“‘Unicorns’ is a phrase that we would like to forget. We are very focused on creating companies that will last for decades and that are already reaching profitability with super solid businesses; obviously we invest to create value, we are a fund that has to give back money to our investors,” Jonathan Whittle, co-founder of Quona, said in an interview.
The investor added that in the last year and a half, the sector has had a “reality check” and although the title of ‘unicorn’ was used as a strategy of marketingnow the focus is on the fundamentals of business, that is, on long-term profitability.
Whittle noted that much of that marketing was done by late-stage investment funds. “You have to distinguish between those of us who invested in early companies and helped them grow and those who in the bubble were frankly doing some things that, in retrospect, we considered pretty crazy,” he said.

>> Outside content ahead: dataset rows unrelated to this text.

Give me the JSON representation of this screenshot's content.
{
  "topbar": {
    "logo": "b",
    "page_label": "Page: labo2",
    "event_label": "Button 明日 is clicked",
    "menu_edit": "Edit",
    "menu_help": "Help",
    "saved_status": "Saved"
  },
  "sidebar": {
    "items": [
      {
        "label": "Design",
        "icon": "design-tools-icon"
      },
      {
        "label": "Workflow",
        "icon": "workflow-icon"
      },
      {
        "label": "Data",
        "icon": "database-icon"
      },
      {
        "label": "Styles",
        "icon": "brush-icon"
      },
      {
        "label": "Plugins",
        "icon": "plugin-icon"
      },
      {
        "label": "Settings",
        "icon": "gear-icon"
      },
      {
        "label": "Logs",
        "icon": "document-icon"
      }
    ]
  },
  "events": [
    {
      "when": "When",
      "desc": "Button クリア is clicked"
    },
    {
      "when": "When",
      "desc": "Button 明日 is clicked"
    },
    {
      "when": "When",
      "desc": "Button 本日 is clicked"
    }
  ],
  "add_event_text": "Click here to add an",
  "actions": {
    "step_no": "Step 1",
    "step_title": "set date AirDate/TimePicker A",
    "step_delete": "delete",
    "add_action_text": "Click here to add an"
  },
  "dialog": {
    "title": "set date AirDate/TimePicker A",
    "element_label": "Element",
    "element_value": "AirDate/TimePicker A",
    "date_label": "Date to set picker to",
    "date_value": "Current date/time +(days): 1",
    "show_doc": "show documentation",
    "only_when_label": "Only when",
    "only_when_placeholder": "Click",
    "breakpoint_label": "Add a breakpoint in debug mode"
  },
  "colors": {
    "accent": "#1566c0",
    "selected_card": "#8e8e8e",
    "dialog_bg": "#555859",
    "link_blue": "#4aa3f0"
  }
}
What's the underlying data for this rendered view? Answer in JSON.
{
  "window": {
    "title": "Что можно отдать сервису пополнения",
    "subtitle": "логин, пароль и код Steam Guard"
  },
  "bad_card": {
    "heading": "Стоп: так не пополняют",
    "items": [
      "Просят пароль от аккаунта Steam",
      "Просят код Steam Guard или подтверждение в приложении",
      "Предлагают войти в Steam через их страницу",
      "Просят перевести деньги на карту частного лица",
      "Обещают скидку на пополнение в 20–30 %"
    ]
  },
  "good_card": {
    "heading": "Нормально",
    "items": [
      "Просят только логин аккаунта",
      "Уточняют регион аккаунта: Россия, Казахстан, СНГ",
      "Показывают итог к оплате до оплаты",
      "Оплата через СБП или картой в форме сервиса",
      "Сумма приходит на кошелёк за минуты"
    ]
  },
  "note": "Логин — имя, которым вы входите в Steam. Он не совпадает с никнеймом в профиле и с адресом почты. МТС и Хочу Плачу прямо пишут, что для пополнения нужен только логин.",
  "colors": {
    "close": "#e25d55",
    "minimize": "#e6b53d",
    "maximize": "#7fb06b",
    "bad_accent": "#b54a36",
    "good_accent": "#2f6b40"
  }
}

Quona considers himself a patient investor, that is, he expects a return between four and eight years as long as he complies with three principles:
1. That the company demonstrates that there is a market for its product.
2. That the product generates a good profit margin.

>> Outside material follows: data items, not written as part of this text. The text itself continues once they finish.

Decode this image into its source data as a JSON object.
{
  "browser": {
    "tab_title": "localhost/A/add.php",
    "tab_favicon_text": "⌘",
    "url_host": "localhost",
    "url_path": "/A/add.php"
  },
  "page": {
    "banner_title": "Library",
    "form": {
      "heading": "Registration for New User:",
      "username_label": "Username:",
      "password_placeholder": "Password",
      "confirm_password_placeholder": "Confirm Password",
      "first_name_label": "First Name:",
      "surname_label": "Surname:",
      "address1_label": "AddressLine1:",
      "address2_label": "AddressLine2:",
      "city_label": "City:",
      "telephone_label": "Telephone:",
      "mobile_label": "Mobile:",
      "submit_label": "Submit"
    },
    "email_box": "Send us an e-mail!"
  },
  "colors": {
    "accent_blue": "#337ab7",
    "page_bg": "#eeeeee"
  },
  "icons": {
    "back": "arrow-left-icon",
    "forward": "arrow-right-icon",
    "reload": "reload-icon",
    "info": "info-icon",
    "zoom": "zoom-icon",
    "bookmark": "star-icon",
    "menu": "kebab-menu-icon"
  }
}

3. That the company is very clear about how much money it will need to achieve its break-even point.
The co-founder said that while some of the companies he invests in are making losses, this is on purpose due to rapid growth. “Many companies in our portfolios today are either near breakeven or are deliberately growing at a faster rate in order to reach significant scale, to create more value for investors,” he said.
The Konfío case
The Mexican fintech -which achieved the name of ‘unicorn’- serves the SME sector with financing and highlights that 9 out of 10 loans it grants are the first product accessed by that micro-entrepreneur. As of last month, the fintech had granted more than $1 billion in loans, according to Francisco Padilla, co-founder of Konfío.
In addition, about 30% of its clients are female entrepreneurs, a factor that is relevant to investors like Quona.

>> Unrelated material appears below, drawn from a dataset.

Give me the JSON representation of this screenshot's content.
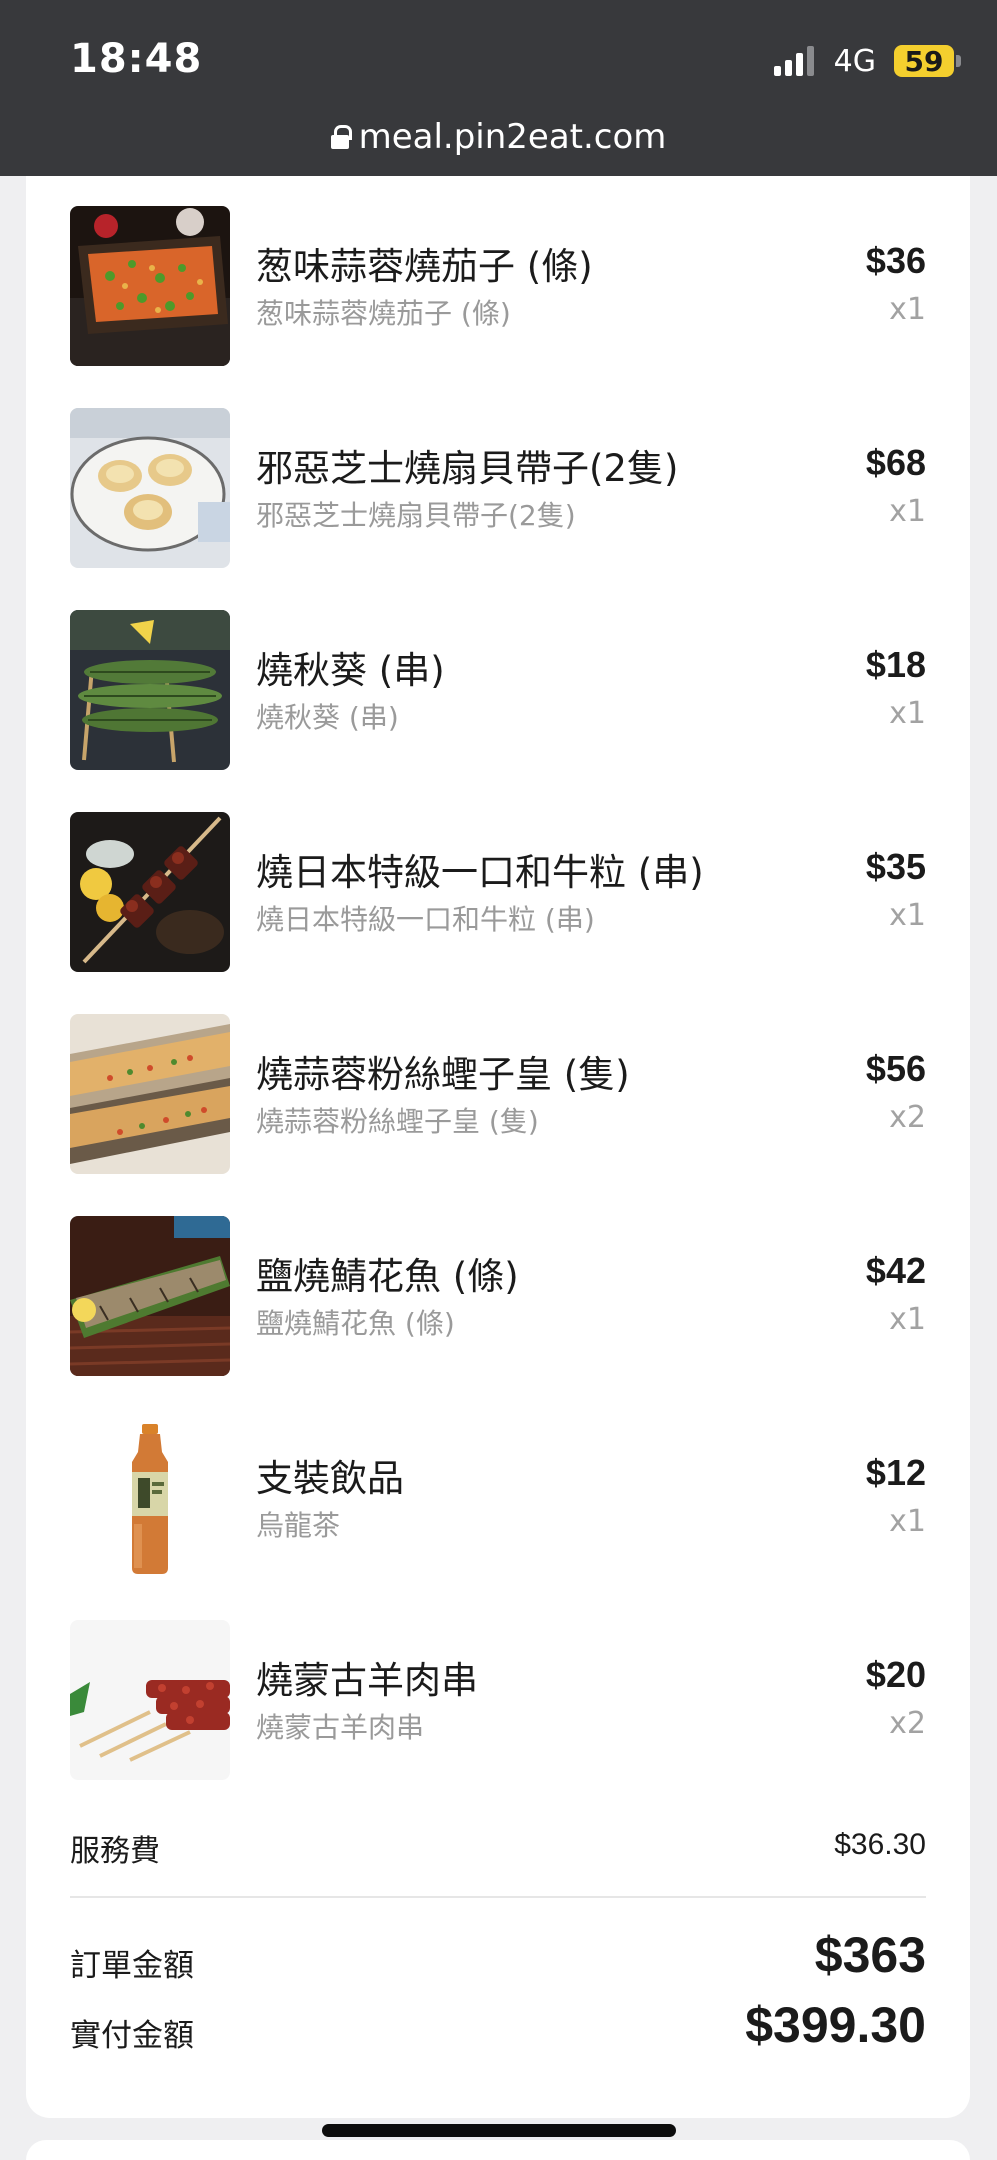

The company, which in recent months faced a crisis due to massive layoffs, arguing that they were to make the business more efficient, said after an alliance with the Inter-American Development Bank (IDB) a study was carried out whose results showed a 40% growth in business led by them.
“Interest rates can grow a percentage, but there is a real benefit for society where if it is not in Konfío, it will be difficult to find it elsewhere,” said Padilla.